Wednesday, 1 September 2010

Not Breastfeeding & Diabetes Linked

Not Breastfeeding & Diabetes Linked

A recent study has shown that mothers who do not breastfeed their children have an increased risk of developing type-2 diabetes. It is the most common form of the disease. The disease has become increasingly widespread over the last century, mostly attributed to a change in the everyday diet of most Americans. The study was conducted by Eleanor Bimla Schwarz of the University of Pittsburgh.

It is know that proper diet and exercise impact the risk of developing type 2 diabetes, but not many realize that breastfeeding also reduces the risk. By reducing maternal belly fat, a mother can help her chances later in life.
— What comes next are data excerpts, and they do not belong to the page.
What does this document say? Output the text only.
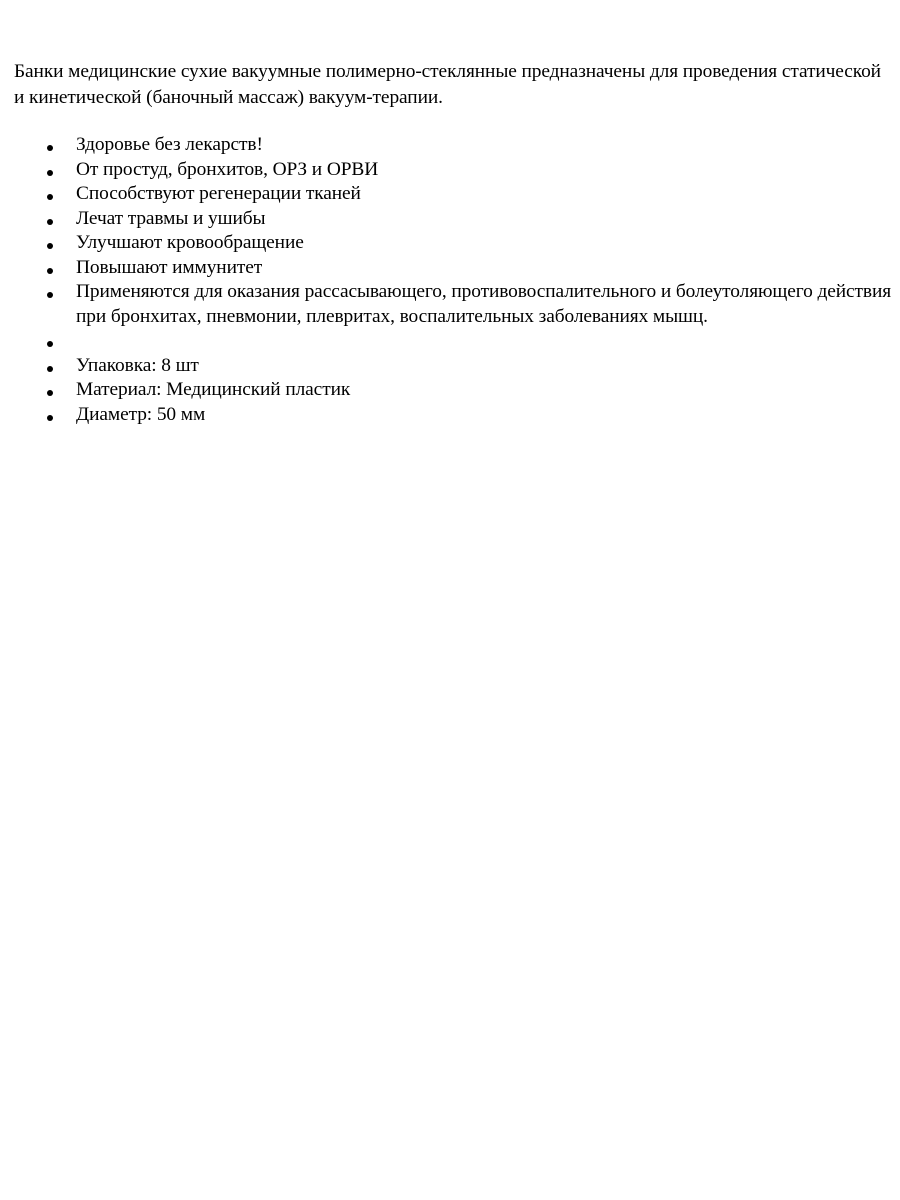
Банки медицинские сухие вакуумные полимерно-стеклянные предназначены для проведения статической и кинетической (баночный массаж) вакуум-терапии.

Здоровье без лекарств!
От простуд, бронхитов, ОРЗ и ОРВИ
Способствуют регенерации тканей
Лечат травмы и ушибы
Улучшают кровообращение
Повышают иммунитет
Применяются для оказания рассасывающего, противовоспалительного и болеутоляющего действия при бронхитах, пневмонии, плевритах, воспалительных заболеваниях мышц.
Упаковка: 8 шт
Материал: Медицинский пластик
Диаметр: 50 мм
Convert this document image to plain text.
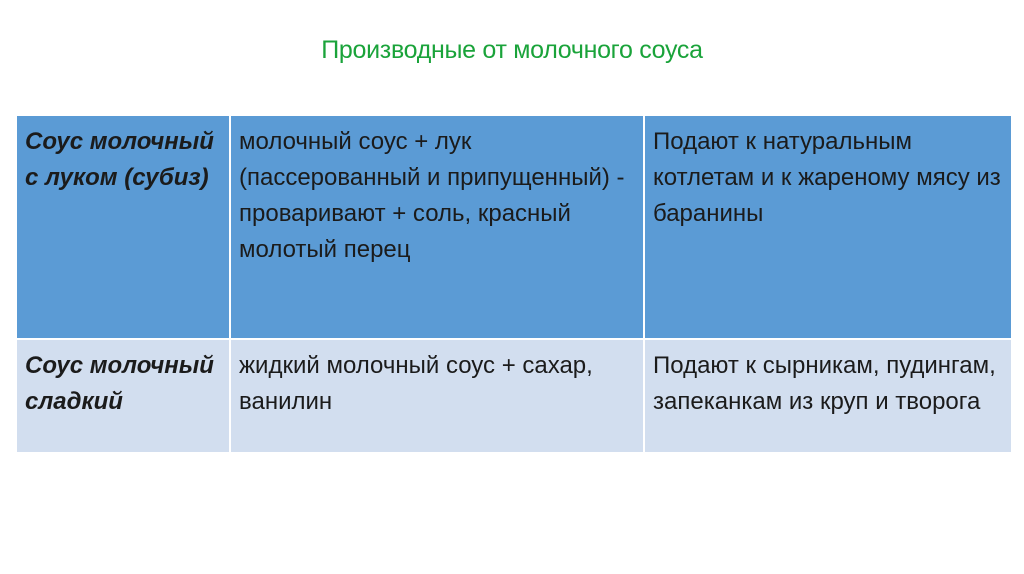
Производные от молочного соуса
Соус молочный с луком (субиз)	молочный соус + лук (пассерованный и припущенный) - проваривают + соль, красный молотый перец	Подают к натуральным котлетам и к жареному мясу из баранины
Соус молочный сладкий	жидкий молочный соус + сахар, ванилин	Подают к сырникам, пудингам, запеканкам из круп и творога
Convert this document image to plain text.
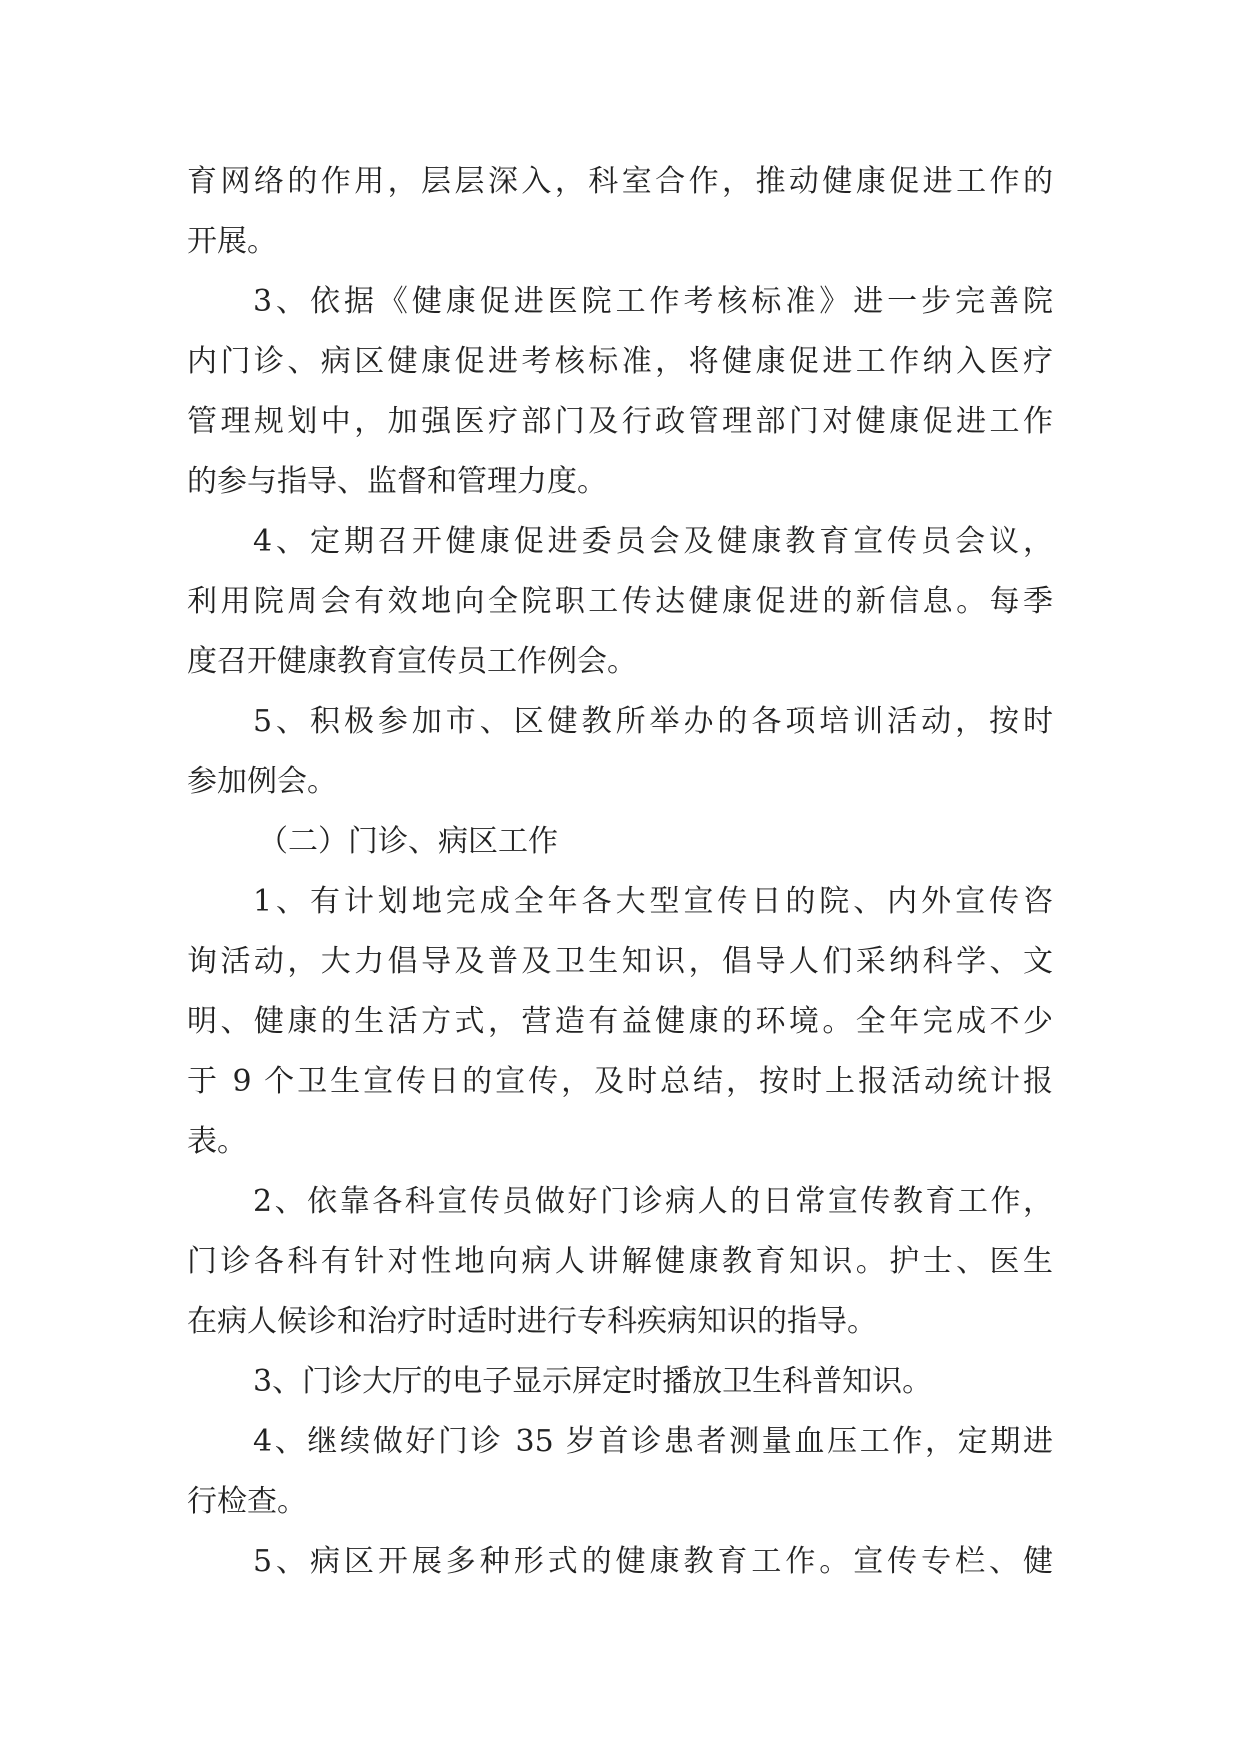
育网络的作用，层层深入，科室合作，推动健康促进工作的
开展。
3、依据《健康促进医院工作考核标准》进一步完善院
内门诊、病区健康促进考核标准，将健康促进工作纳入医疗
管理规划中，加强医疗部门及行政管理部门对健康促进工作
的参与指导、监督和管理力度。
4、定期召开健康促进委员会及健康教育宣传员会议，
利用院周会有效地向全院职工传达健康促进的新信息。每季
度召开健康教育宣传员工作例会。
5、积极参加市、区健教所举办的各项培训活动，按时
参加例会。
（二）门诊、病区工作
1、有计划地完成全年各大型宣传日的院、内外宣传咨
询活动，大力倡导及普及卫生知识，倡导人们采纳科学、文
明、健康的生活方式，营造有益健康的环境。全年完成不少
于 9 个卫生宣传日的宣传，及时总结，按时上报活动统计报
表。
2、依靠各科宣传员做好门诊病人的日常宣传教育工作，
门诊各科有针对性地向病人讲解健康教育知识。护士、医生
在病人候诊和治疗时适时进行专科疾病知识的指导。
3、门诊大厅的电子显示屏定时播放卫生科普知识。
4、继续做好门诊 35 岁首诊患者测量血压工作，定期进
行检查。
5、病区开展多种形式的健康教育工作。宣传专栏、健
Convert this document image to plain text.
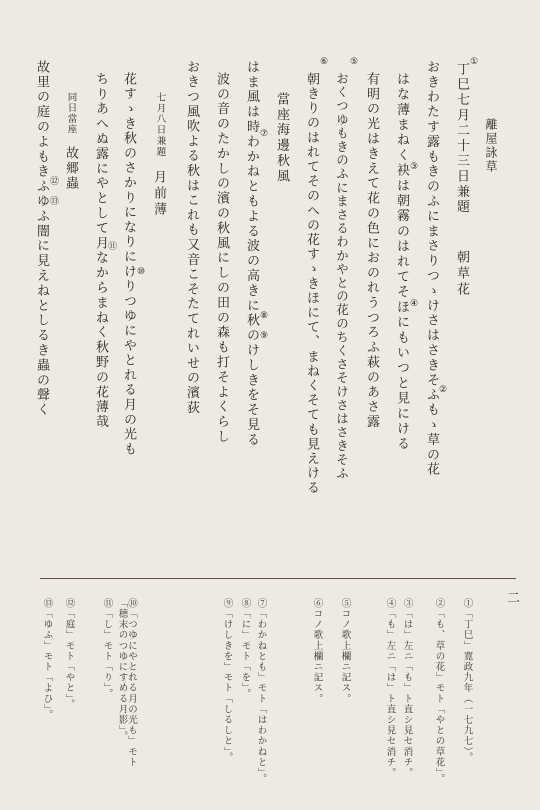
二
離屋詠草
丁巳七月二十三日兼題
朝草花
おきわたす露もきのふにまさりつゝけさはさきそふもゝ草の花
はな薄まねく袂は朝霧のはれてそほにもいつと見にける
有明の光はきえて花の色におのれうつろふ萩のあさ露
おくつゆもきのふにまさるわかやとの花のちくさそけさはさきそふ
朝きりのはれてそのへの花すゝきほにて、まねくそても見えける
當座海邊秋風
はま風は時わかねともよる波の高きに秋のけしきをそ見る
波の音のたかしの濱の秋風にしの田の森も打そよくらし
おきつ風吹よる秋はこれも又音こそたてれいせの濱荻
七月八日兼題
月前薄
花すゝき秋のさかりになりにけりつゆにやとれる月の光も
ちりあへぬ露にやとして月なからまねく秋野の花薄哉
同日當座
故郷蟲
故里の庭のよもきふゆふ闇に見えねとしるき蟲の聲く	①
②
③
④
⑤
⑥
⑦
⑧
⑨
⑩
⑪
⑫
⑬
①「丁巳」寛政九年（一七九七）。
②「も、草の花」モト「やとの草花」。
③「は」左ニ「も」ト直シ見セ消チ。
④「も」左ニ「は」ト直シ見セ消チ。
⑤コノ歌上欄ニ記ス。
⑥コノ歌上欄ニ記ス。
⑦「わかねとも」モト「はわかねと」。
⑧「に」モト「を」。
⑨「けしきを」モト「しるしと」。
⑩「つゆにやとれる月の光も」モト「穂末のつゆにすめる月影」。
⑪「し」モト「り」。
⑫「庭」モト「やと」。
⑬「ゆふ」モト「よひ」。
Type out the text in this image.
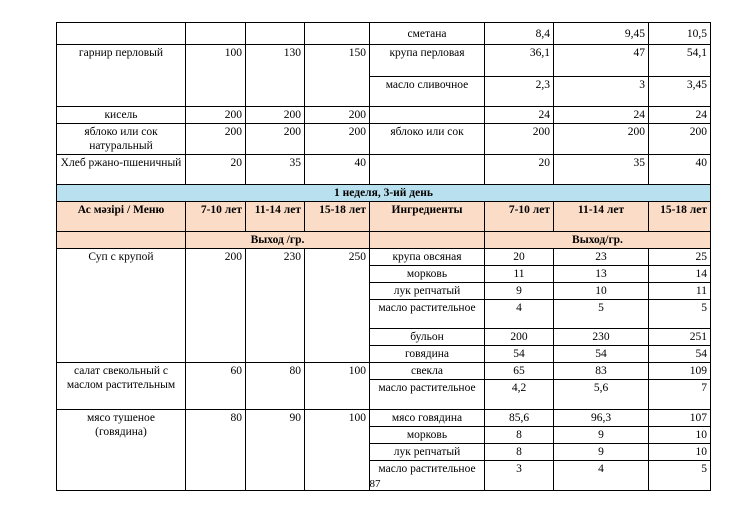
				сметана	8,4	9,45	10,5
гарнир перловый	100	130	150	крупа перловая	36,1	47	54,1
				масло сливочное	2,3	3	3,45
кисель	200	200	200		24	24	24
яблоко или сок натуральный	200	200	200	яблоко или сок	200	200	200
Хлеб ржано-пшеничный	20	35	40		20	35	40
1 неделя, 3-ий день							
Ас мәзірі / Меню	7-10 лет	11-14 лет	15-18 лет	Ингредиенты	7-10 лет	11-14 лет	15-18 лет
	Выход /гр.				Выход/гр.		
Суп с крупой	200	230	250	крупа овсяная	20	23	25
				морковь	11	13	14
				лук репчатый	9	10	11
				масло растительное	4	5	5
				бульон	200	230	251
				говядина	54	54	54
салат свекольный с маслом растительным	60	80	100	свекла	65	83	109
				масло растительное	4,2	5,6	7
мясо тушеное (говядина)	80	90	100	мясо говядина	85,6	96,3	107
				морковь	8	9	10
				лук репчатый	8	9	10
				масло растительное	3	4	5
87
The study followed 2,200 women between the ages of 40 and 78. 56 percent of mothers said that they had breastfed their child for at least one month, and those mothers showed a reduced risk of developing type 2 diabetes at any point in their life.

The twenty seven percent of mothers who did not breastfeed their children were more than twice as likely to develop the condition at some point than women who had breastfed or had never given birth. Mothers who breastfed all of their children were not more likely to develop the condition than women who had never had any children.

The results were consistent, even when taking other measures including alcohol use, age, race and physical activity into account. With the results so clear cut, could breastfeeding become a recommendation for mothers who are at a high risk level for developing type 2 diabetes?